二 本件各事業年度分の税額算定等に関する当事者の主張
(被告の主張)
1 原告が取引相手と主張する法人等の事業実態について
原告は、別表二の土地に関する取引について、別表三のとおり、同表「取引当事者」欄に記載の株式会社友伸、長谷川新一、近郊都市開発株式会社、株式会社創殖、内山都市開発株式会社と、それぞれ正当な取引を行っていたものであると主張するが、右の取引相手とされている法人又は個人のほか、売買契約書上あるいは登記簿上の契約当事者とされている明治興産株式会社、葵信興産株式会社、稲野辺洋子、稲野辺紀孝、住友開発株式会社(以下これらを総称して、「ダミー業者等」という。)は、以下のとおり、法人としての事業実態が認められないもの、事業実態は存するが原告代表者の依頼等により虚偽の契約書を作成するなどして売買取引の当事者であったかのごとく仮装を行っていたと確認されるもの、原告代表者が代表取締役を兼務する原告の関係会社と認められるもの、原告代表者の親族等であり、原告は、土地の仕入れに関して、前所有者から直接購入しているにもかかわらず、前所有者と原告との間にダミー業者等を介在させ、原告がダミー業者等から土地を購入したかのように仮装して仕入金額を水増しし、また、土地の売上に関し、原告から購入者に直接売却しているにもかかわらず、原告と購入者との間にダミー業者等を介在させ、ダミー業者等に土地を売却したかのように仮装して、売上金額を除外していたものである(なお、以下にアルファベット記号大文字及び小文字で示された各土地は、別紙1「本件不動産目録」記載の各土地を示す。また、右各土地を総称して、「本件各土地」という。なお、丸付数字が付されたものは持分の符号を示す。)。
(一) 株式会社友伸について
(1) 株式会社友伸(以下、「友伸」という。)は、昭和四六年一二月二二日に不動産の売買及び賃借に関する業務を目的として設立された株式会社大秀興産が、昭和五六年九月一六日に商号を変更したものであるが、昭和五八年五月二〇日に安藤満雄が代表取締役に就任し、同月二五日に本店を港区六本木から渋谷区神南に移転した後、平成元年一二月三日に商法四〇六条の三第一項の規定に基づき解散したものとみなされている。

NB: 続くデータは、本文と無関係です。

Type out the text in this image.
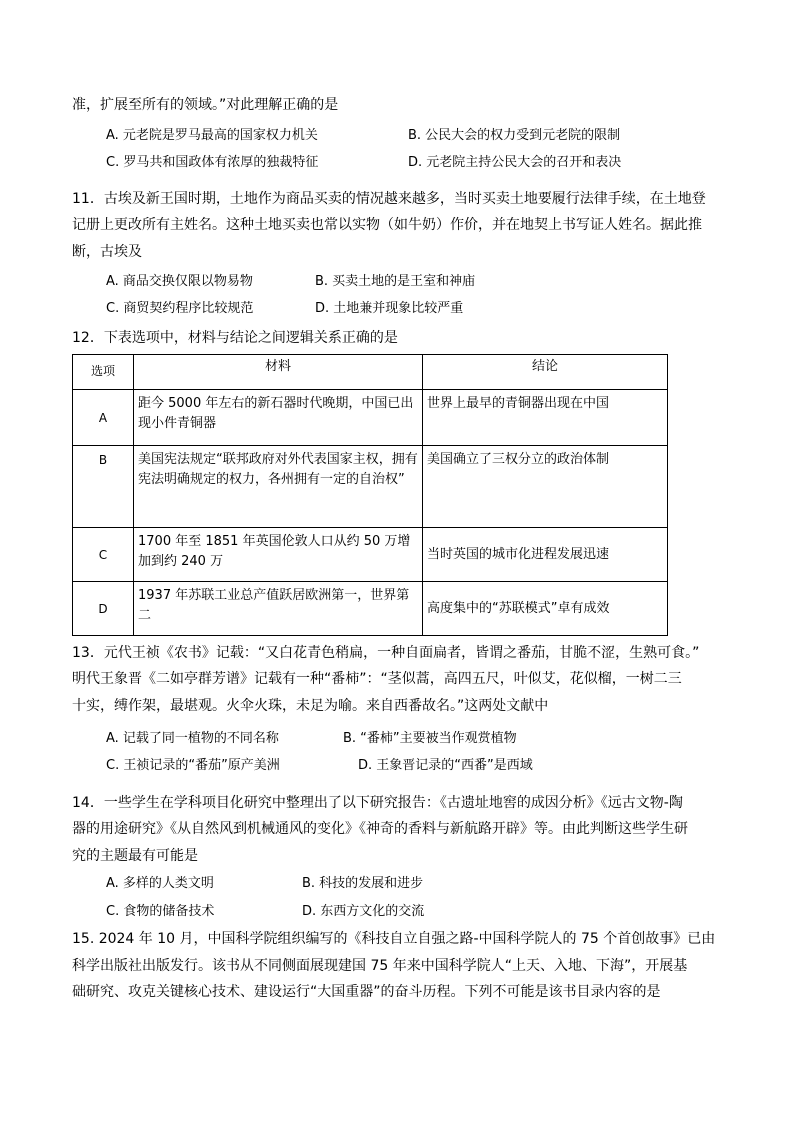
准，扩展至所有的领域。”对此理解正确的是
A. 元老院是罗马最高的国家权力机关	B. 公民大会的权力受到元老院的限制
C. 罗马共和国政体有浓厚的独裁特征	D. 元老院主持公民大会的召开和表决
11．古埃及新王国时期，土地作为商品买卖的情况越来越多，当时买卖土地要履行法律手续，在土地登
记册上更改所有主姓名。这种土地买卖也常以实物（如牛奶）作价，并在地契上书写证人姓名。据此推
断，古埃及
A. 商品交换仅限以物易物	B. 买卖土地的是王室和神庙
C. 商贸契约程序比较规范	D. 土地兼并现象比较严重
12．下表选项中，材料与结论之间逻辑关系正确的是
选项	材料	结论
A	距今 5000 年左右的新石器时代晚期，中国已出现小件青铜器	世界上最早的青铜器出现在中国
B	美国宪法规定“联邦政府对外代表国家主权，拥有宪法明确规定的权力，各州拥有一定的自治权”	美国确立了三权分立的政治体制
C	1700 年至 1851 年英国伦敦人口从约 50 万增加到约 240 万	当时英国的城市化进程发展迅速
D	1937 年苏联工业总产值跃居欧洲第一，世界第二	高度集中的“苏联模式”卓有成效
13．元代王祯《农书》记载：“又白花青色稍扁，一种自面扁者，皆谓之番茄，甘脆不涩，生熟可食。”
明代王象晋《二如亭群芳谱》记载有一种“番柿”：“茎似蒿，高四五尺，叶似艾，花似榴，一树二三
十实，缚作架，最堪观。火伞火珠，未足为喻。来自西番故名。”这两处文献中
A. 记载了同一植物的不同名称	B. “番柿”主要被当作观赏植物
C. 王祯记录的“番茄”原产美洲	D. 王象晋记录的“西番”是西域
14．一些学生在学科项目化研究中整理出了以下研究报告：《古遗址地窖的成因分析》《远古文物-陶
器的用途研究》《从自然风到机械通风的变化》《神奇的香料与新航路开辟》等。由此判断这些学生研
究的主题最有可能是
A. 多样的人类文明	B. 科技的发展和进步
C. 食物的储备技术	D. 东西方文化的交流
15. 2024 年 10 月，中国科学院组织编写的《科技自立自强之路-中国科学院人的 75 个首创故事》已由
科学出版社出版发行。该书从不同侧面展现建国 75 年来中国科学院人“上天、入地、下海”，开展基
础研究、攻克关键核心技术、建设运行“大国重器”的奋斗历程。下列不可能是该书目录内容的是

(2) 友伸は、右安藤が代表取締役に就任した後の昭和五八年一二月以降の事業年度については、所轄税務署長に対し法人税確定申告書を全く提出しておらず、事業活動を行っていたという事実も認められない。右安藤は、所在不明である。
(3) 原告は、A、C、Q土地の購入、B、DないしF、KないしP及びRの各土地並びにS土地のうち昭和六一年五月一四日、同年一二月二日、同六二年四月二七日の売却分について、友伸との取引であったと主張するが、原処分調査時において、被告係官に対して右各物件に係る原告と友伸との取引を証する売買契約書を提示し得なかった。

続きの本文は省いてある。